The underlying idea of AutoWP is to represent a new WP turbine as a convex linear combination of WP curves from a sufficiently diverse ensemble. The method consists of three steps: i) create the ensemble of normalized WP curves, ii) form the normalized ensemble WP curve by the optimally weighted sum of the WP curves in the ensemble, and iii) re-scale the ensemble WP curve with the new WP turbine’s peak power rating.

Installation

To install this project, perform the following steps.

1. Clone the project
2. Open a terminal of the virtual environment where you want to use the project
3. cd AutoWP
4. pip install . or pip install -e . if you want to install the project editable.

How to use

Exemplary evaluations using AutoWP are given in the examples folder.

Model pool

The model pool is based on a selection of 10 WP curves from the windpowerlib. The selection reduces redundancy and preserves diversity.
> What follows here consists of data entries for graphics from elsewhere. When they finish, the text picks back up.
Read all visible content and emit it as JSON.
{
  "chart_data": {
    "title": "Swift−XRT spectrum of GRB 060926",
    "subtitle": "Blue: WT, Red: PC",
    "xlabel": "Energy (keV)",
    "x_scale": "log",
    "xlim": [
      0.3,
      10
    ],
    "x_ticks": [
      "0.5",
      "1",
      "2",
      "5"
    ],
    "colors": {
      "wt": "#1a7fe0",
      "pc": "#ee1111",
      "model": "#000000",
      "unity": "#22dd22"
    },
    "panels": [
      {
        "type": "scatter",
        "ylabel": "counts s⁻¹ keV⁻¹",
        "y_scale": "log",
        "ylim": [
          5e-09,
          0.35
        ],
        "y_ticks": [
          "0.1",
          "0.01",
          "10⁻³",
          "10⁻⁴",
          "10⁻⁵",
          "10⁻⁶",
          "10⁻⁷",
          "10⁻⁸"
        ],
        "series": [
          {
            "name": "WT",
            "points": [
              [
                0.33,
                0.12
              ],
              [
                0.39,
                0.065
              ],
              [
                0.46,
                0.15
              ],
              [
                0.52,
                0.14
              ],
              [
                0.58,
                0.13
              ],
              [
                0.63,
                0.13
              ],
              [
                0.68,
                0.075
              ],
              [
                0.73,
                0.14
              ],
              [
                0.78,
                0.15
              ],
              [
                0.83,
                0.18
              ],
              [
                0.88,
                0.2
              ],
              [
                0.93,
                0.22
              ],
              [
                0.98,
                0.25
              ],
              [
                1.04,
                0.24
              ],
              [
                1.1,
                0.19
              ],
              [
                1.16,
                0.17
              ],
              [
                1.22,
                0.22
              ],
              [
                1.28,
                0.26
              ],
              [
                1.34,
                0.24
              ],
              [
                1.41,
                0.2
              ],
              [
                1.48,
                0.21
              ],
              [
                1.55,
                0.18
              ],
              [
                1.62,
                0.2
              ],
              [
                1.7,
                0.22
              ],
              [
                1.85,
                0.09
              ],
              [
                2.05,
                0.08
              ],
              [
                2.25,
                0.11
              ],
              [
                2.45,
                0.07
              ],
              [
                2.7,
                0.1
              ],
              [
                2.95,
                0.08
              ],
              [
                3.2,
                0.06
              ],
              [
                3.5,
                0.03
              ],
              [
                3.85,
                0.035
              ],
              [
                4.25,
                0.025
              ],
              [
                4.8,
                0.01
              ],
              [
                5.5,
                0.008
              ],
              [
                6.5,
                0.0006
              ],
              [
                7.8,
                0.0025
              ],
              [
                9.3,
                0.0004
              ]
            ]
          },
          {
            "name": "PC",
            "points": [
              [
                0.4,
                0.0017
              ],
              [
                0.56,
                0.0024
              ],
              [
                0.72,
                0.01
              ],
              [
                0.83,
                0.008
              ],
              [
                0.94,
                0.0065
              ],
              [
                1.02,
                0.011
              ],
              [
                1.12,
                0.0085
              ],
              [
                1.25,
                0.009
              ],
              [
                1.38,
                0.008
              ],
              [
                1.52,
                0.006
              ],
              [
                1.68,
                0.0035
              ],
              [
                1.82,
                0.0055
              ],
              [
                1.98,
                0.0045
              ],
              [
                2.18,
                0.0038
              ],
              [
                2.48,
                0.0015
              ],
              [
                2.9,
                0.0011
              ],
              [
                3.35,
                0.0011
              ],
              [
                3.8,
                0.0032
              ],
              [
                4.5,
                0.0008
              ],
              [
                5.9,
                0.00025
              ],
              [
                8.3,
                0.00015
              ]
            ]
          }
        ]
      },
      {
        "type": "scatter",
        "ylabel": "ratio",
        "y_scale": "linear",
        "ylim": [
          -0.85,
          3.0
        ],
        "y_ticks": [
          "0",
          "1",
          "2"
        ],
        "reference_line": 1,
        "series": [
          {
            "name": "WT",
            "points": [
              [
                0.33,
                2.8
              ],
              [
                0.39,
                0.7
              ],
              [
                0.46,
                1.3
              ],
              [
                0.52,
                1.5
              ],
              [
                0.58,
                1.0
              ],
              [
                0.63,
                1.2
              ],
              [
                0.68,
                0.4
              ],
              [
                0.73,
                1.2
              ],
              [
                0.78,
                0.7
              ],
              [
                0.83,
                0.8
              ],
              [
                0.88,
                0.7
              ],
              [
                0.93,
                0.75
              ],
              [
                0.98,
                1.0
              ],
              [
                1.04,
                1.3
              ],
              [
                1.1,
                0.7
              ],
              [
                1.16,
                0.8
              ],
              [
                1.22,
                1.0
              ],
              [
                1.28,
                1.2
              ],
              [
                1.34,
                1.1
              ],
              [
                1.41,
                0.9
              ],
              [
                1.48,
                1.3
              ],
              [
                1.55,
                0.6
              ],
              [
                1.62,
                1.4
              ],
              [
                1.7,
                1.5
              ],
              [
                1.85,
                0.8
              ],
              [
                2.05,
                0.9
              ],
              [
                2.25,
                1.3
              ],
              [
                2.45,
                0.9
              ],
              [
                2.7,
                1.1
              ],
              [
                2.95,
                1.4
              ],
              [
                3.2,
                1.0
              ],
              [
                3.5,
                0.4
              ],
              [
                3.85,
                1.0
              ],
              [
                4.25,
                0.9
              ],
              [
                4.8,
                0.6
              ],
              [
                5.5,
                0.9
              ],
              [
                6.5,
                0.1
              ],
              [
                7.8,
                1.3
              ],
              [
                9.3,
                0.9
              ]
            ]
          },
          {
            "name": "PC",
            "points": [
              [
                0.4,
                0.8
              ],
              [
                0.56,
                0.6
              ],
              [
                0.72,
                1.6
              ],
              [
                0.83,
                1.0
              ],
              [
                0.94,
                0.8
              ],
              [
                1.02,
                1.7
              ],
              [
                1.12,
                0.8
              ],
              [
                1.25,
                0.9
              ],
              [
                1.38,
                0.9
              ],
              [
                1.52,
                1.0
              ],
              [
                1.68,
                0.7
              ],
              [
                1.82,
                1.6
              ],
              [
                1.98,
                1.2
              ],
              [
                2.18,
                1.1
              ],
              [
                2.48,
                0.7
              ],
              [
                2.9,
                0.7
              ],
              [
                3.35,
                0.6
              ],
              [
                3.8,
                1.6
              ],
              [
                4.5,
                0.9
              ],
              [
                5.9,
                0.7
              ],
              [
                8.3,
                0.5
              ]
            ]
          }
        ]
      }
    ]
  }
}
Since these WP curves provided by turbine Original Equipment Manufacturers (OEMs) have the hub height as reference height, height correction of the wind speed forecast based on the wind profile power law is used.

Evaluation types

The offline evaluation optimizes the ensemble weights using the entire training data and does not adapt the weights over time.

Citation

If you use this method please cite the corresponding paper:

S. Meisenbacher et al, “AutoWP: Automated wind power forecasts with limited computing resources using an ensemble of diverse wind power curves”, 2024, in preparation.

Funding

This project is funded by the Helmholtz Association under the Program “Energy System Design” and the Helmholtz Association?s Initiative and Networking Fund through Helmholtz AI.

References

The example data is from the wind power forecasting track of the Global Energy Forecasting Competition (GEFCom) 2014:

T. Hong, P. Pinson, S. Fan, H. Zareipour, A. Troccoli, and R. J. Hyndman, “Probabilistic energy forecasting: Global energy forecasting competition 2014 and beyond”, International Journal of Forecasting, vol. 32, no. 3, pp. 896–913, 2016.